La relación entre los tres hijos y mi padre se caracterizó por una ejemplaridad constante, en el sentido de que estaba la impronta de mi abuelo Jaime Mendoza y ese tipo de herencia intelectual y moral establecía una huella indeleble en todos nosotros. A través de mi padre vibraba ese espíritu de amor a la patria, de compromiso social y de interés por los problemas de la comunidad. En los almuerzos y sobremesas siempre hacía un comentario general, como un balance de situaciones que se habían dado con amigos, en el trabajo o en la ciudad. No estaba divorciada la preocupación histórica también en general, aunque era difícil llevarla al terreno doméstico. Recuerdo con mucha nostalgia los paseos con mi padre en los alrededores de la ciudad.

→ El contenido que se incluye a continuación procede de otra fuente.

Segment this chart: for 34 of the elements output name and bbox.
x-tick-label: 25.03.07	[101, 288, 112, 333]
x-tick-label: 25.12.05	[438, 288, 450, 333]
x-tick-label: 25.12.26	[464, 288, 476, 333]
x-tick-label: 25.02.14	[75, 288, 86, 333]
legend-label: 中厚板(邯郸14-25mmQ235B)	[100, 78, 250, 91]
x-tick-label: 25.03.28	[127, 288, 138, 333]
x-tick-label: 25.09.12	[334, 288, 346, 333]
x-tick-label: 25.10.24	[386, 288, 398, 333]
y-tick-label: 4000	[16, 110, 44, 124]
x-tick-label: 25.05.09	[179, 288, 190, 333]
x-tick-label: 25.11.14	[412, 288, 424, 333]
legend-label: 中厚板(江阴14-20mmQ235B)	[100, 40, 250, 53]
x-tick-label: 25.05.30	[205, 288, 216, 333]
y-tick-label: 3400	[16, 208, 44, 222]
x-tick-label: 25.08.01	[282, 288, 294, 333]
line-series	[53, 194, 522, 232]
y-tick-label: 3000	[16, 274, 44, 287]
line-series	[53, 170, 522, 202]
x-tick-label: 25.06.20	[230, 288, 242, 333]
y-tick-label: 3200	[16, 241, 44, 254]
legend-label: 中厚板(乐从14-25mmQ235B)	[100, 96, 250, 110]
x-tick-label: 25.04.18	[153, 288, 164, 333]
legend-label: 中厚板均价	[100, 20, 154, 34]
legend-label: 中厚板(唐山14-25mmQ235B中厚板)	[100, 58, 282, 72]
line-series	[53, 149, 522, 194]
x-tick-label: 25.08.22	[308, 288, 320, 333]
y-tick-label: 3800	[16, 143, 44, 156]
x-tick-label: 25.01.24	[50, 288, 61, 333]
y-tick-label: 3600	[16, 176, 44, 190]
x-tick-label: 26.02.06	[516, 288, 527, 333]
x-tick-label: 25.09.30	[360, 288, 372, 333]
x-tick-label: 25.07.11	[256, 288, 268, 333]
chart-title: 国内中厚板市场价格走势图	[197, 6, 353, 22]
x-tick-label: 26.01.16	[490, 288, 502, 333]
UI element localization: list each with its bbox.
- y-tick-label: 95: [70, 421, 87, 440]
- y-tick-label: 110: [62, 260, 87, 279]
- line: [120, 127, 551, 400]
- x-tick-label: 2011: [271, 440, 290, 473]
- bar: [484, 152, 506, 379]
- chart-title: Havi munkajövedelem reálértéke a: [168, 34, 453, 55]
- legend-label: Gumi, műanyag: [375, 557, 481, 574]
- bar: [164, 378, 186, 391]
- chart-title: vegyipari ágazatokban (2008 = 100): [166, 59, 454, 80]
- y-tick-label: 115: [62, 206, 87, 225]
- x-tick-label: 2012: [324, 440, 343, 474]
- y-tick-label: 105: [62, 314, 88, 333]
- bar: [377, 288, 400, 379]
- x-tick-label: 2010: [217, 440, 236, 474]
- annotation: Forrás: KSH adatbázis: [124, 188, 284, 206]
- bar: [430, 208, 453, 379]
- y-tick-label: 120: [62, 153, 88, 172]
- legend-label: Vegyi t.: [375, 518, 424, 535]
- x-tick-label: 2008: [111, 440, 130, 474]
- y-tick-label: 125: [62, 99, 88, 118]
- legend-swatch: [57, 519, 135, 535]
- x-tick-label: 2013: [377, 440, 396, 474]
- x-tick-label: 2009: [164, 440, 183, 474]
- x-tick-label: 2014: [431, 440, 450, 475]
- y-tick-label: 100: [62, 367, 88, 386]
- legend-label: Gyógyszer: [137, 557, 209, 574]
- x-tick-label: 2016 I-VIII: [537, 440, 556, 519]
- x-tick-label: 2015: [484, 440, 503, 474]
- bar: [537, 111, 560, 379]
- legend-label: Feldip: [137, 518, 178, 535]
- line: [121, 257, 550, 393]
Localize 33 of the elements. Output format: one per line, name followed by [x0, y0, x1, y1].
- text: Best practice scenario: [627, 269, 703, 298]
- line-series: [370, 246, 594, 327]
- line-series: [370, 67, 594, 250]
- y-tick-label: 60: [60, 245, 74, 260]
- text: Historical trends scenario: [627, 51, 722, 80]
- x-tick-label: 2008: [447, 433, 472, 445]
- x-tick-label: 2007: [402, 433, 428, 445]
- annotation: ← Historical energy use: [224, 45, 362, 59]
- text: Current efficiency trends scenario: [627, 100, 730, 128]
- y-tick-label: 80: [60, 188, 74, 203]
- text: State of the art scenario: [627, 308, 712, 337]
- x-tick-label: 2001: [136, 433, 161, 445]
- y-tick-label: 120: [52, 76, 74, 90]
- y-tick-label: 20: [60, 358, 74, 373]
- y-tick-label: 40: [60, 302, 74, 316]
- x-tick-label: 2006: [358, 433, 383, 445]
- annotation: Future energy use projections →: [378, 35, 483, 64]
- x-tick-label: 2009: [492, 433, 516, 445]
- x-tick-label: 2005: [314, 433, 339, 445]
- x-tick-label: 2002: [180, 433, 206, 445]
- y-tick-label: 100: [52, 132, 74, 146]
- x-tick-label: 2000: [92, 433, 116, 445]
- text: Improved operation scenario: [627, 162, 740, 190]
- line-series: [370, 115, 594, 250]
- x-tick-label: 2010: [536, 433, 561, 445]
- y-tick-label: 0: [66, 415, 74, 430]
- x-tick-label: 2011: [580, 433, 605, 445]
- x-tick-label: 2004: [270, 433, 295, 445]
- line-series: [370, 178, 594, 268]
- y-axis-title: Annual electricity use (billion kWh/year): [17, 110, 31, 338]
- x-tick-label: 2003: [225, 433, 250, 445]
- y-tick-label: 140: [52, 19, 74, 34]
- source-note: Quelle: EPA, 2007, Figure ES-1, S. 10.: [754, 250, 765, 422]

A “los baños” como llamamos en Sucre, íbamos mis hermanos y mis primas, entre ellas Matilde Casazola. Disfrutábamos de la naturaleza y el paisaje. Esos momentos han sido los más plenos de vinculación familiar, de acercamiento.

Como hombre público tenía que ser bastante riguroso, incluso Ramiro Paz Cerruto, que fue un buen amigo de él, lo describió como un emperador en su reino, en el Archivo Nacional; pero eso le daba una imagen muy adusta, de una persona hermética e introvertida. La verdad es que mi padre era un hombre extremadamente sensible. Le gustaba mucho la música y tocar la guitarra. Su padre, Jaime Mendoza, fue el que le enseñó a tocarla y él me transmitió ese gusto. Disfrutaba también de la bohemia chuquisaqueña, porque participó y me introdujo en la Academia de la Mala Lengua Chuquisaqueña, una agrupación de intelectuales transgresores que en medio de aficiones literarias y libaciones solíamos reunimos para comentar la vida cotidiana. Por supuesto que allí menudeaban las bromas, las canciones de mi padre y esa fina ironía que lo caracterizaba a través de sus comentarios contundentes y mordaces. Le gustaba el tango e interpretaba huayños, yaravíes, bailecitos y taquiraris. No puedo olvidar aquellos años en los que yo era dirigente estudiantil y participaba en las marchas y movilizaciones. A veces me sentía muy incómodo, porque en medio del conflicto veía entre los que observaban la figura de mi padre, que estaba un poco, como quien dice, a la zaga de los acontecimientos viendo que no me pasara nada.